Tariff-eyed? Not anymore! Exporters want to cash in on duty benefits
New Delhi: Mrs Bectors Food Specialties’ new plant in Indore had just started production for some US buyers when the US announced 50% tariffs on Indian imports.
With the trade agreement likely to come into force soon, the company is now hopeful that things will gradually recover.
Anup Bector, the MD of the company, stated, “We halted the business under development, but we will now start the project immediately.”
He said that now they also intend to work on the distribution network in the US and open warehouses.
We are expecting to triple our exports to the US in two years,” he said.
Mrs. Bectors Food Specialities, maker of Cremica and English Oven brand biscuits, exports biscuits and cookies worth about Rs 100 crore to US retailers and had to face a hit of about 5–7% by offering discounts to offset the impact of the tariffs.
While the US is going to provide duty-free access to some Indian bakery products, Bector is waiting for the list.

Tea producers are also celebrating duty-free access, especially due to their tariff advantage compared to competitors from Sri Lanka, Kenya, and China.
Sri Lanka suffered losses due to its ‘oil for tea’ barter agreement with Iran, which resulted in a 25% tariff penalty. Kenya, which enjoyed duty-free access under AGOA, now has to contend with a 10% baseline reciprocity tariff.
“The ‘Golden Letter’ exemption restores the price competitiveness of Indian orthodox and speciality teas against rivals such as Kenya and Sri Lanka.
By securing zero-duty access, while Sri Lanka is stuck at 25% and Kenya at 10%, India effectively becomes the lowest-cost premium producer for the North American market.
Moreover, with sharp tariffs of 33–35% on Chinese tea, India has a historic window.
While we currently produce small quantities of green and oolong tea, this tariff benefit provides the right incentive for Indian estates to diversify and become a major exclusive supplier to the US.”
This was stated by Ajay Jalan, the Managing Director of Mokalbari Kanoi Tea Estate. Many exporters will get clarity when US buyers return to offices on Monday, especially those offering deep discounts and goods in transit.
Texport Industries’ CMD, Narendra Goenka, is interested in understanding the future of discounts on goods in transit or ready for shipment. Most players in the textile business were offering a 15%–18% discount to retain buyers.
With tensions rising in Iran, some buyers were becoming even more worried, but we somehow managed to retain most of them, although we lost a few orders, which we have to work on,” Goenka said.
Most textile companies have seen their profits take a hit due to heavy discounting so they can retain buyers and have to lay off many workers.
“This will be the first time in many years that the balance sheet will show a loss. We were doing minimal business, but now the volumes will come in a big way,” says Puran Dawar, an Agra-based leather footwear exporter.
In Tiruppur, KM Knitwear CMD KM Subramaniam is looking at enquiries from buyers and is expecting exports to reach last year’s levels after losing almost half of US orders in the last few months due to tariffs.
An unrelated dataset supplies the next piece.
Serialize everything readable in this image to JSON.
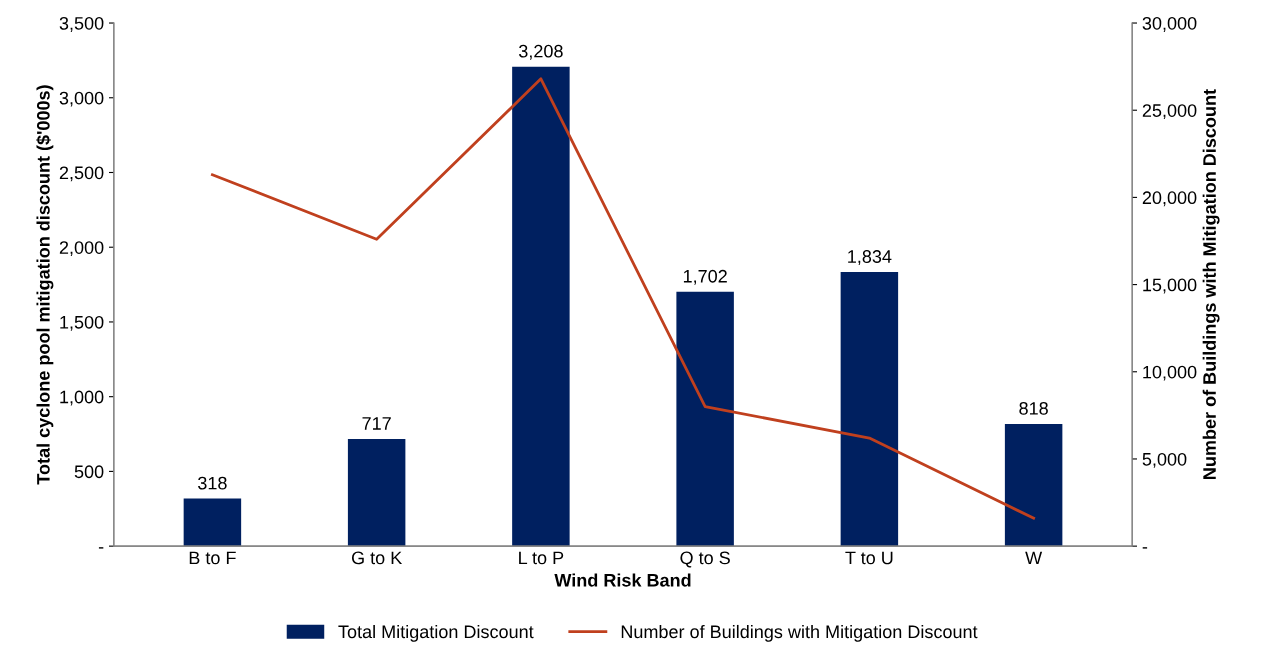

But he is unsure whether buyers will accommodate orders.
“This is a buyer’s market; we may seek compensation through a 3-4% price increase in new orders,” he said over the phone.
With the joint statement signed over the weekend, the companies have a lot more clarity talking to their buyers in the US.
The reduction in additional tariffs from 50% to 18% is expected to ensure that many factory jobs, which would have been lost as buyers moved orders out of India, are now protected.